SoCC ’20, October 19–21, 2020, Virtual Event, USA.
Thomas Kim, Daniel Lin-Kit Wong, Gregory R. Ganger, Michael Kaminsky, David G. Andersen*
Carnegie Mellon University
5000 Forbes Ave.
Pittsburgh, PA 15213
* Carnegie Mellon Univ and BrdgAI
Memory-based storage currently offers the highest-performance distributed storage, keeping the primary copy of all data in DRAM. Recent advances in non-volatile main memory (NVMM) technologies promise latency similar to DRAM at reduced cost and energy, but will make providing high availability more challenging. Previous approaches to failure recovery involve maintaining multiple identical replicas or relying on fast offline restoration of data from backup replicas stored on SSD. Unfortunately, NVMM’s combination of lower write throughput and increased storage density means that offline restoration can no longer provide sufficiently fast recovery, and maintaining multiple identical replicas is generally cost prohibitive.
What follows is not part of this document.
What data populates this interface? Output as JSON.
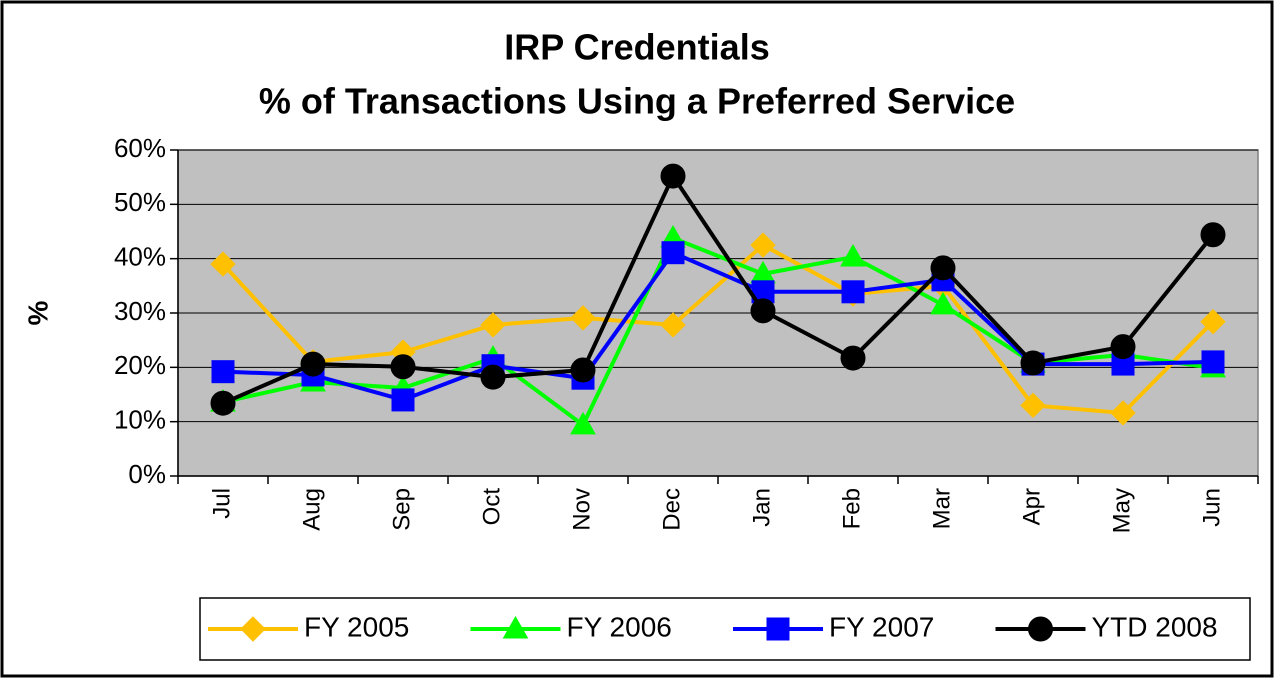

CANDStore is a strongly consistent, distributed, replicated key-value store that uses a new fast crash recovery protocol. As a result, CANDStore can use NVMM and NVMe SSD technology to provide low-latency distributed storage that is cheaper and higher-availability than existing main memory-based distributed storage. Our evaluation shows that CANDStore’s recovery protocol enables the system to restore performance and meet SLOs after the failure of a primary node 4.5–10.5x faster than offline recovery.